For the first time, a GCT competition was held in 2012 in Switzerland, in Lausanne. The GCT competition was held at 6:00 pm on September 15. The course of the Grand Prix of Switzerland was designed by Swiss Rolf Lüdi. 18 competitions (the number of riders, who qualified for the second round) had no faults at the fences in the first round, one of them had one time fault. No competitor from Switzerland was qualified for the second round, the best rider from Switzerland was Janika Sprunger with Palloubet d'Halong on the 25th place.

In the second round, one third of the 18 competitions again had no faults. These six riders were qualified for the jump-off.

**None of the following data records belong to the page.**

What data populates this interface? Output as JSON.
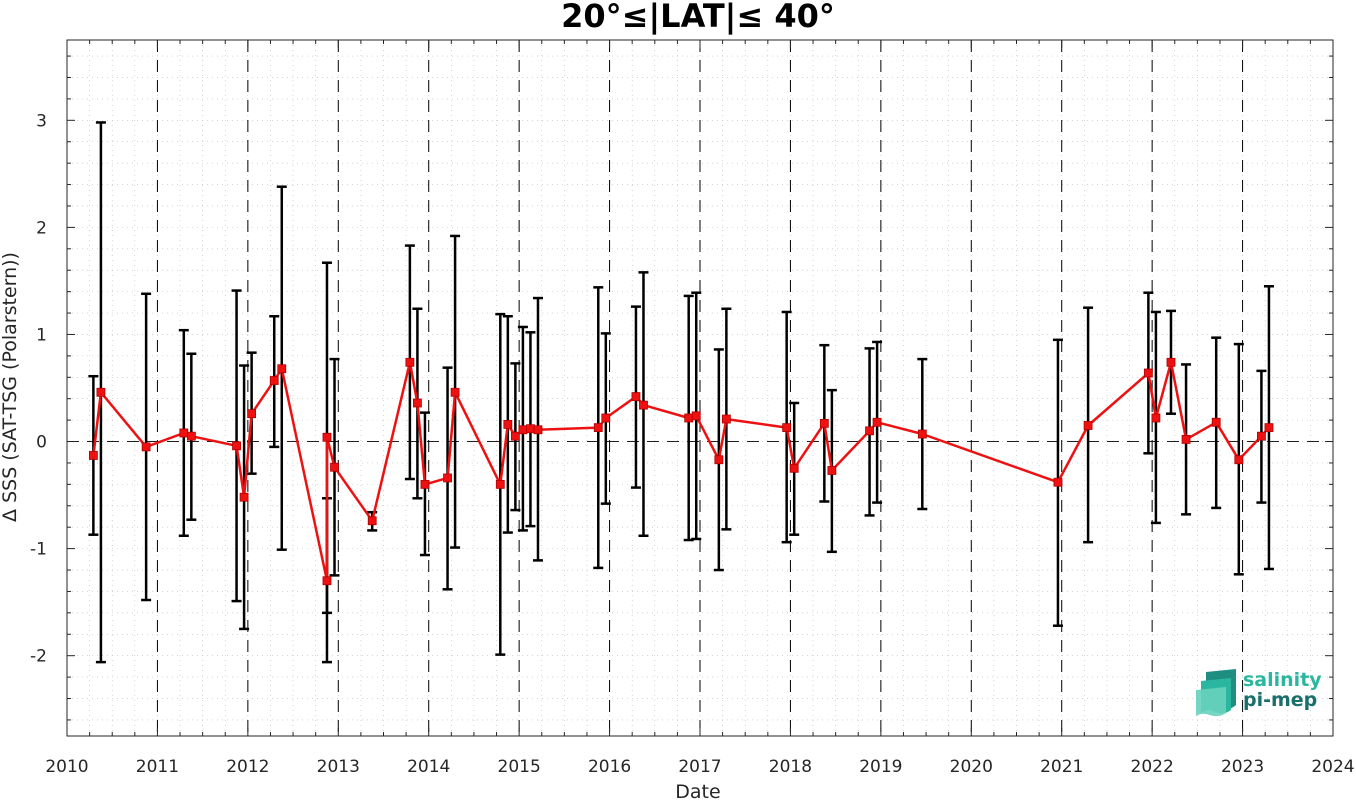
{
  "chart_data": {
    "type": "line",
    "title": "20°≤|LAT|≤ 40°",
    "xlabel": "Date",
    "ylabel": "Δ SSS (SAT-TSG (Polarstern))",
    "xlim": [
      2010,
      2024
    ],
    "ylim": [
      -2.75,
      3.75
    ],
    "xticks": [
      "2010",
      "2011",
      "2012",
      "2013",
      "2014",
      "2015",
      "2016",
      "2017",
      "2018",
      "2019",
      "2020",
      "2021",
      "2022",
      "2023",
      "2024"
    ],
    "yticks": [
      "-2",
      "-1",
      "0",
      "1",
      "2",
      "3"
    ],
    "grid": true,
    "zero_line": true,
    "year_dividers": true,
    "colors": {
      "series": "#ee1111",
      "errorbars": "#000000",
      "grid": "#bbbbbb"
    },
    "series": [
      {
        "name": "",
        "points": [
          {
            "x": "2010-04",
            "y": -0.13,
            "low": -0.87,
            "high": 0.61
          },
          {
            "x": "2010-05",
            "y": 0.46,
            "low": -2.06,
            "high": 2.98
          },
          {
            "x": "2010-11",
            "y": -0.05,
            "low": -1.48,
            "high": 1.38
          },
          {
            "x": "2011-04",
            "y": 0.08,
            "low": -0.88,
            "high": 1.04
          },
          {
            "x": "2011-05",
            "y": 0.05,
            "low": -0.73,
            "high": 0.82
          },
          {
            "x": "2011-11",
            "y": -0.04,
            "low": -1.49,
            "high": 1.41
          },
          {
            "x": "2011-12",
            "y": -0.52,
            "low": -1.75,
            "high": 0.71
          },
          {
            "x": "2012-01",
            "y": 0.26,
            "low": -0.3,
            "high": 0.83
          },
          {
            "x": "2012-04",
            "y": 0.57,
            "low": -0.05,
            "high": 1.17
          },
          {
            "x": "2012-05",
            "y": 0.68,
            "low": -1.01,
            "high": 2.38
          },
          {
            "x": "2012-11",
            "y": -1.3,
            "low": -2.06,
            "high": -0.53
          },
          {
            "x": "2012-11",
            "y": 0.04,
            "low": -1.6,
            "high": 1.67
          },
          {
            "x": "2012-12",
            "y": -0.24,
            "low": -1.25,
            "high": 0.77
          },
          {
            "x": "2013-05",
            "y": -0.74,
            "low": -0.83,
            "high": -0.66
          },
          {
            "x": "2013-10",
            "y": 0.74,
            "low": -0.35,
            "high": 1.83
          },
          {
            "x": "2013-11",
            "y": 0.36,
            "low": -0.53,
            "high": 1.24
          },
          {
            "x": "2013-12",
            "y": -0.4,
            "low": -1.06,
            "high": 0.27
          },
          {
            "x": "2014-03",
            "y": -0.34,
            "low": -1.38,
            "high": 0.69
          },
          {
            "x": "2014-04",
            "y": 0.46,
            "low": -0.99,
            "high": 1.92
          },
          {
            "x": "2014-10",
            "y": -0.4,
            "low": -1.99,
            "high": 1.19
          },
          {
            "x": "2014-11",
            "y": 0.16,
            "low": -0.85,
            "high": 1.17
          },
          {
            "x": "2014-12",
            "y": 0.05,
            "low": -0.64,
            "high": 0.73
          },
          {
            "x": "2015-01",
            "y": 0.11,
            "low": -0.83,
            "high": 1.07
          },
          {
            "x": "2015-02",
            "y": 0.12,
            "low": -0.79,
            "high": 1.02
          },
          {
            "x": "2015-03",
            "y": 0.11,
            "low": -1.11,
            "high": 1.34
          },
          {
            "x": "2015-11",
            "y": 0.13,
            "low": -1.18,
            "high": 1.44
          },
          {
            "x": "2015-12",
            "y": 0.22,
            "low": -0.58,
            "high": 1.01
          },
          {
            "x": "2016-04",
            "y": 0.42,
            "low": -0.43,
            "high": 1.26
          },
          {
            "x": "2016-05",
            "y": 0.34,
            "low": -0.88,
            "high": 1.58
          },
          {
            "x": "2016-11",
            "y": 0.22,
            "low": -0.92,
            "high": 1.36
          },
          {
            "x": "2016-12",
            "y": 0.24,
            "low": -0.91,
            "high": 1.39
          },
          {
            "x": "2017-03",
            "y": -0.17,
            "low": -1.2,
            "high": 0.86
          },
          {
            "x": "2017-04",
            "y": 0.21,
            "low": -0.82,
            "high": 1.24
          },
          {
            "x": "2017-12",
            "y": 0.13,
            "low": -0.94,
            "high": 1.21
          },
          {
            "x": "2018-01",
            "y": -0.25,
            "low": -0.87,
            "high": 0.36
          },
          {
            "x": "2018-05",
            "y": 0.17,
            "low": -0.56,
            "high": 0.9
          },
          {
            "x": "2018-06",
            "y": -0.27,
            "low": -1.03,
            "high": 0.48
          },
          {
            "x": "2018-11",
            "y": 0.1,
            "low": -0.69,
            "high": 0.87
          },
          {
            "x": "2018-12",
            "y": 0.18,
            "low": -0.57,
            "high": 0.93
          },
          {
            "x": "2019-06",
            "y": 0.07,
            "low": -0.63,
            "high": 0.77
          },
          {
            "x": "2020-12",
            "y": -0.38,
            "low": -1.72,
            "high": 0.95
          },
          {
            "x": "2021-04",
            "y": 0.15,
            "low": -0.94,
            "high": 1.25
          },
          {
            "x": "2021-12",
            "y": 0.64,
            "low": -0.11,
            "high": 1.39
          },
          {
            "x": "2022-01",
            "y": 0.22,
            "low": -0.76,
            "high": 1.21
          },
          {
            "x": "2022-03",
            "y": 0.74,
            "low": 0.26,
            "high": 1.22
          },
          {
            "x": "2022-05",
            "y": 0.02,
            "low": -0.68,
            "high": 0.72
          },
          {
            "x": "2022-09",
            "y": 0.18,
            "low": -0.62,
            "high": 0.97
          },
          {
            "x": "2022-12",
            "y": -0.17,
            "low": -1.24,
            "high": 0.91
          },
          {
            "x": "2023-03",
            "y": 0.05,
            "low": -0.57,
            "high": 0.66
          },
          {
            "x": "2023-04",
            "y": 0.13,
            "low": -1.19,
            "high": 1.45
          }
        ]
      }
    ]
  },
  "logo": {
    "line1": "salinity",
    "line2": "pi-mep",
    "color1": "#2bb6a0",
    "color2": "#1a6f6a"
  }
}
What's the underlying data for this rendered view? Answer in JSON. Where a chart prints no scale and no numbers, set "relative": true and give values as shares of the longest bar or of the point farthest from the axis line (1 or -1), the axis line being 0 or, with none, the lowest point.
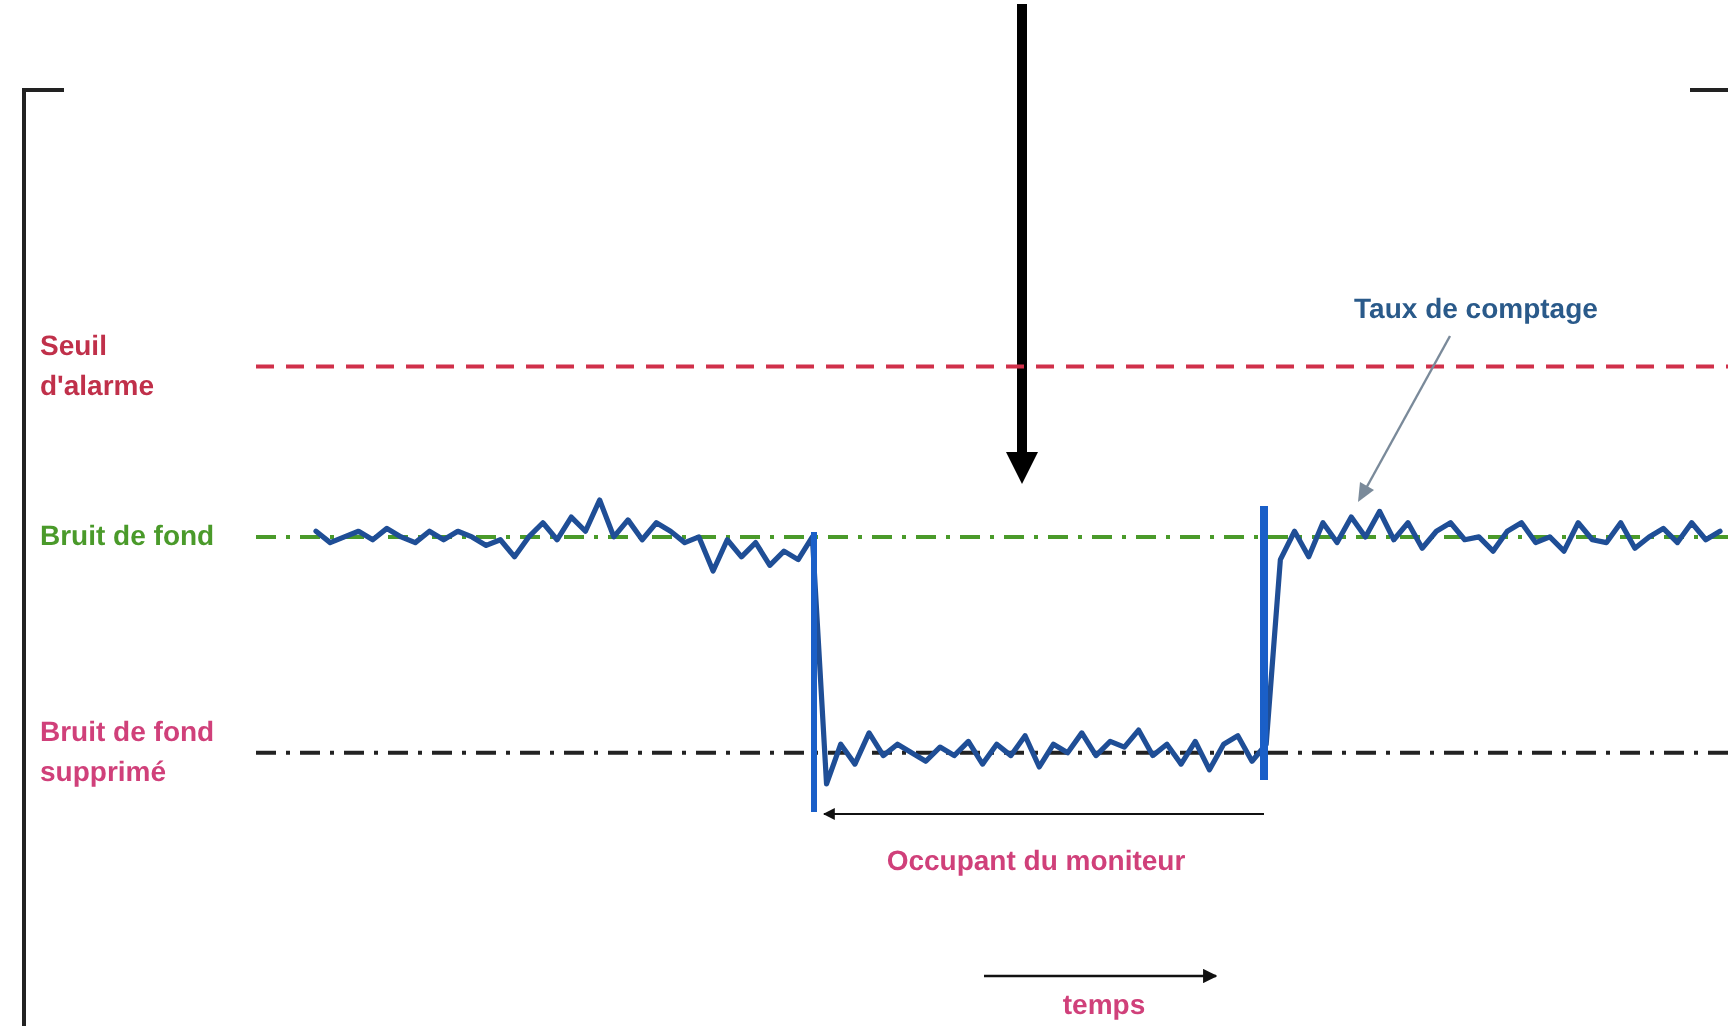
{
  "chart_data": {
    "type": "line",
    "relative": true,
    "categories": [
      null,
      null,
      null,
      null,
      null,
      null,
      null,
      null,
      null,
      null,
      null,
      null,
      null,
      null,
      null,
      null,
      null,
      null,
      null,
      null,
      null,
      null,
      null,
      null,
      null,
      null,
      null,
      null,
      null,
      null,
      null,
      null,
      null,
      null,
      null,
      null,
      null,
      null,
      null,
      null,
      null,
      null,
      null,
      null,
      null,
      null,
      null,
      null,
      null,
      null,
      null,
      null,
      null,
      null,
      null,
      null,
      null,
      null,
      null,
      null,
      null,
      null,
      null,
      null,
      null,
      null,
      null,
      null,
      null,
      null,
      null,
      null,
      null,
      null,
      null,
      null,
      null,
      null,
      null,
      null,
      null,
      null,
      null,
      null,
      null,
      null,
      null,
      null,
      null,
      null,
      null,
      null,
      null,
      null,
      null,
      null,
      null,
      null,
      null,
      null
    ],
    "series": [
      {
        "color": "#1f4e96",
        "values": [
          0.89,
          0.85,
          0.87,
          0.89,
          0.86,
          0.9,
          0.87,
          0.85,
          0.89,
          0.86,
          0.89,
          0.87,
          0.84,
          0.86,
          0.8,
          0.87,
          0.92,
          0.86,
          0.94,
          0.89,
          1.0,
          0.87,
          0.93,
          0.86,
          0.92,
          0.89,
          0.85,
          0.87,
          0.75,
          0.86,
          0.8,
          0.85,
          0.77,
          0.82,
          0.79,
          0.87,
          0.0,
          0.14,
          0.07,
          0.18,
          0.1,
          0.14,
          0.11,
          0.08,
          0.13,
          0.1,
          0.15,
          0.07,
          0.14,
          0.1,
          0.17,
          0.06,
          0.14,
          0.11,
          0.18,
          0.1,
          0.15,
          0.13,
          0.19,
          0.1,
          0.14,
          0.07,
          0.15,
          0.05,
          0.14,
          0.17,
          0.08,
          0.14,
          0.79,
          0.89,
          0.8,
          0.92,
          0.85,
          0.94,
          0.87,
          0.96,
          0.86,
          0.92,
          0.83,
          0.89,
          0.92,
          0.86,
          0.87,
          0.82,
          0.89,
          0.92,
          0.85,
          0.87,
          0.82,
          0.92,
          0.86,
          0.85,
          0.92,
          0.83,
          0.87,
          0.9,
          0.85,
          0.92,
          0.86,
          0.89
        ]
      }
    ],
    "ref_lines": [
      {
        "axis": "y",
        "value": 1.47,
        "label": "Seuil\nd'alarme",
        "color": "#d0304a",
        "line_style": "dashed"
      },
      {
        "axis": "y",
        "value": 0.87,
        "label": "Bruit de fond",
        "color": "#4a9a2a",
        "line_style": "dashdot"
      },
      {
        "axis": "y",
        "value": 0.11,
        "label": "Bruit de fond\nsupprimé",
        "color": "#222222",
        "line_style": "dashdot"
      }
    ],
    "annotations": [
      "Taux de comptage",
      "Occupant du moniteur",
      "temps"
    ]
  }
}
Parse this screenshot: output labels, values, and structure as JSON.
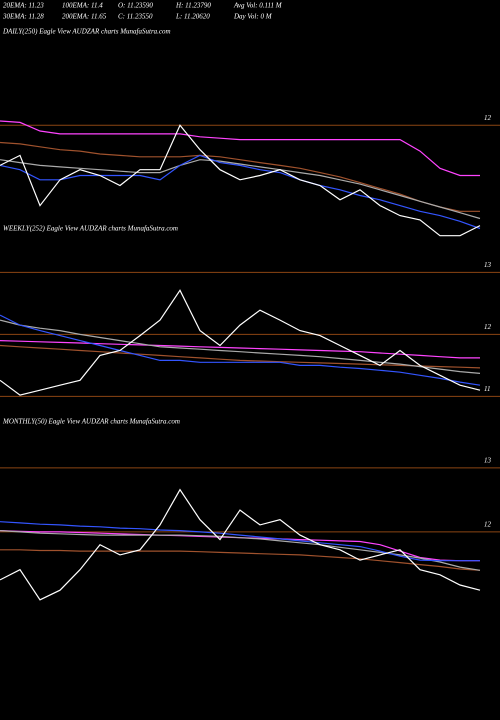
{
  "header": {
    "rows": [
      [
        "20EMA: 11.23",
        "100EMA: 11.4",
        "O: 11.23590",
        "H: 11.23790",
        "Avg Vol: 0.111 M"
      ],
      [
        "30EMA: 11.28",
        "200EMA: 11.65",
        "C: 11.23550",
        "L: 11.20620",
        "Day Vol: 0  M"
      ]
    ]
  },
  "chart_data": [
    {
      "type": "line",
      "title": "DAILY(250) Eagle  View  AUDZAR charts MunafaSutra.com",
      "ylim": [
        11.13,
        12.63
      ],
      "yticks": [
        12
      ],
      "grid": true,
      "grid_color": "#8b4513",
      "series": [
        {
          "color": "#ff44ff",
          "values": [
            12.03,
            12.02,
            11.96,
            11.94,
            11.94,
            11.94,
            11.94,
            11.94,
            11.94,
            11.94,
            11.92,
            11.91,
            11.9,
            11.9,
            11.9,
            11.9,
            11.9,
            11.9,
            11.9,
            11.9,
            11.9,
            11.82,
            11.7,
            11.65,
            11.65
          ]
        },
        {
          "color": "#a0522d",
          "values": [
            11.88,
            11.87,
            11.85,
            11.83,
            11.82,
            11.8,
            11.79,
            11.78,
            11.78,
            11.78,
            11.79,
            11.78,
            11.76,
            11.74,
            11.72,
            11.7,
            11.67,
            11.64,
            11.6,
            11.56,
            11.52,
            11.47,
            11.43,
            11.4,
            11.4
          ]
        },
        {
          "color": "#aaaaaa",
          "values": [
            11.76,
            11.74,
            11.72,
            11.71,
            11.7,
            11.69,
            11.68,
            11.67,
            11.67,
            11.72,
            11.76,
            11.75,
            11.73,
            11.71,
            11.69,
            11.67,
            11.65,
            11.62,
            11.59,
            11.55,
            11.51,
            11.47,
            11.43,
            11.39,
            11.35
          ]
        },
        {
          "color": "#3355ff",
          "values": [
            11.72,
            11.69,
            11.62,
            11.62,
            11.65,
            11.65,
            11.65,
            11.65,
            11.62,
            11.72,
            11.79,
            11.74,
            11.72,
            11.69,
            11.67,
            11.62,
            11.58,
            11.55,
            11.51,
            11.48,
            11.44,
            11.4,
            11.37,
            11.33,
            11.28
          ]
        },
        {
          "color": "#ffffff",
          "values": [
            11.72,
            11.79,
            11.44,
            11.62,
            11.69,
            11.65,
            11.58,
            11.69,
            11.69,
            12.0,
            11.83,
            11.69,
            11.62,
            11.65,
            11.69,
            11.62,
            11.58,
            11.48,
            11.55,
            11.44,
            11.37,
            11.34,
            11.23,
            11.23,
            11.3
          ]
        }
      ]
    },
    {
      "type": "line",
      "title": "WEEKLY(252) Eagle  View  AUDZAR charts MunafaSutra.com",
      "ylim": [
        10.7,
        13.65
      ],
      "yticks": [
        13,
        12,
        11
      ],
      "grid": true,
      "grid_color": "#8b4513",
      "series": [
        {
          "color": "#ff44ff",
          "values": [
            11.9,
            11.89,
            11.88,
            11.87,
            11.86,
            11.85,
            11.84,
            11.83,
            11.82,
            11.81,
            11.8,
            11.79,
            11.78,
            11.77,
            11.76,
            11.75,
            11.74,
            11.73,
            11.72,
            11.7,
            11.68,
            11.66,
            11.64,
            11.62,
            11.62
          ]
        },
        {
          "color": "#a0522d",
          "values": [
            11.82,
            11.8,
            11.78,
            11.76,
            11.74,
            11.72,
            11.7,
            11.68,
            11.66,
            11.64,
            11.62,
            11.6,
            11.58,
            11.57,
            11.56,
            11.55,
            11.54,
            11.53,
            11.52,
            11.51,
            11.5,
            11.49,
            11.48,
            11.47,
            11.46
          ]
        },
        {
          "color": "#aaaaaa",
          "values": [
            12.23,
            12.15,
            12.1,
            12.06,
            12.0,
            11.95,
            11.9,
            11.85,
            11.8,
            11.78,
            11.76,
            11.74,
            11.72,
            11.7,
            11.68,
            11.66,
            11.64,
            11.61,
            11.58,
            11.55,
            11.52,
            11.48,
            11.44,
            11.4,
            11.37
          ]
        },
        {
          "color": "#3355ff",
          "values": [
            12.31,
            12.15,
            12.06,
            11.98,
            11.9,
            11.82,
            11.74,
            11.66,
            11.58,
            11.58,
            11.55,
            11.55,
            11.55,
            11.55,
            11.55,
            11.5,
            11.5,
            11.47,
            11.45,
            11.42,
            11.39,
            11.34,
            11.29,
            11.23,
            11.18
          ]
        },
        {
          "color": "#ffffff",
          "values": [
            11.26,
            11.02,
            11.1,
            11.18,
            11.26,
            11.66,
            11.74,
            11.98,
            12.23,
            12.71,
            12.06,
            11.82,
            12.15,
            12.39,
            12.23,
            12.06,
            11.98,
            11.82,
            11.66,
            11.5,
            11.74,
            11.5,
            11.34,
            11.18,
            11.1
          ]
        }
      ]
    },
    {
      "type": "line",
      "title": "MONTHLY(50) Eagle  View  AUDZAR charts MunafaSutra.com",
      "ylim": [
        10.78,
        13.67
      ],
      "yticks": [
        13,
        12
      ],
      "grid": true,
      "grid_color": "#8b4513",
      "series": [
        {
          "color": "#ff44ff",
          "values": [
            12.02,
            12.01,
            12.0,
            12.0,
            11.99,
            11.98,
            11.97,
            11.96,
            11.95,
            11.94,
            11.93,
            11.92,
            11.91,
            11.9,
            11.89,
            11.88,
            11.87,
            11.86,
            11.85,
            11.8,
            11.7,
            11.6,
            11.56,
            11.55,
            11.55
          ]
        },
        {
          "color": "#a0522d",
          "values": [
            11.72,
            11.72,
            11.71,
            11.71,
            11.7,
            11.7,
            11.7,
            11.7,
            11.7,
            11.7,
            11.69,
            11.68,
            11.67,
            11.66,
            11.65,
            11.64,
            11.62,
            11.6,
            11.58,
            11.55,
            11.52,
            11.49,
            11.46,
            11.42,
            11.4
          ]
        },
        {
          "color": "#aaaaaa",
          "values": [
            12.02,
            12.0,
            11.98,
            11.97,
            11.96,
            11.95,
            11.95,
            11.95,
            11.95,
            11.95,
            11.94,
            11.93,
            11.91,
            11.89,
            11.86,
            11.83,
            11.8,
            11.76,
            11.72,
            11.68,
            11.64,
            11.59,
            11.53,
            11.45,
            11.4
          ]
        },
        {
          "color": "#3355ff",
          "values": [
            12.16,
            12.14,
            12.12,
            12.11,
            12.09,
            12.08,
            12.06,
            12.05,
            12.03,
            12.02,
            12.0,
            11.98,
            11.95,
            11.92,
            11.89,
            11.86,
            11.83,
            11.8,
            11.77,
            11.7,
            11.62,
            11.56,
            11.55,
            11.55,
            11.55
          ]
        },
        {
          "color": "#ffffff",
          "values": [
            11.25,
            11.41,
            10.94,
            11.09,
            11.41,
            11.8,
            11.64,
            11.72,
            12.11,
            12.66,
            12.19,
            11.88,
            12.34,
            12.11,
            12.19,
            11.95,
            11.8,
            11.72,
            11.56,
            11.64,
            11.72,
            11.41,
            11.33,
            11.17,
            11.09
          ]
        }
      ]
    }
  ]
}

In the jump-off, only two riders were faultless for a third time, the fastest one was Laura Kraut with her grey gelding Cedric.

|  | Rider | Horse | Round 1 |  | Round 2 |  | Jump-off |  | Scoring points |
| Penalties | Time (s) | Penalties | Time (s) | Penalties | Time (s) |
| 1 | USA Laura Kraut | Cedric | 0 | - | 0 | - | 0 | 42,53 | 40 |
| 2 | SWE Rolf-Göran Bengtsson | Casall | 0 | - | 0 | - | 0 | 45,37 | 37 |
| 3 | AUS Edwina Tops-Alexander | Itot du Château | 0 | - | 0 | - | 4 | 44,21 | 35 |

(Top 3 of 47 competitors)

=== 11th Competition: Vienna ===
September 20, 2012 to September 23, 2012 – Rathausplatz, Vienna, AUT

=== 12th Competition: Abu Dhabi ===
November 22, 2012 to November 24, 2012 – Al-Forsan International Sports Resort, Abu Dhabi, UAE

== Standings ==

|  | Rider | QAT Doha | ESP Oliva | DEU Hamburg | DEU Wies- baden | FRA Cannes | Monaco Monaco | PRT Estoril | FRA Chantilly | NLD Valkens- waard | CHE Lausanne | AUT Wien | ARE Abu Dhabi | Total scoring points | Prize money (bonus) |
|---|---|---|---|---|---|---|---|---|---|---|---|---|---|---|---|
| 1 | AUS Edwina Tops-Alexander | 40 | (28) | 28 | — | 35 | 30 | 28 | (0) | (0) | 35 |  |  | 196 |  |
| 2 | SWE Rolf-Göran Bengtsson | (0) | — | 37 | 21 | 37 | — | — | 24 | 35 | 37 |  |  | 191 |  |
| 3 | DEU Christian Ahlmann | 30 | (0) | (23) | — | 29 | (0) | 31 | 31 | 25 | 28 |  |  | 174 |  |
| 2 | IRL Denis Lynch | 26 | 35 | — | — | (0) | 31 | 29 | 30 | (0) | 0 |  |  | 151 |  |
| 3 | GBR Michael Whitaker | (0) | 37 | 19 | (0) | (0) | 27 | 37 | 29 | (0) | 0 |  |  | 149 |  |

Six results count for the final standing.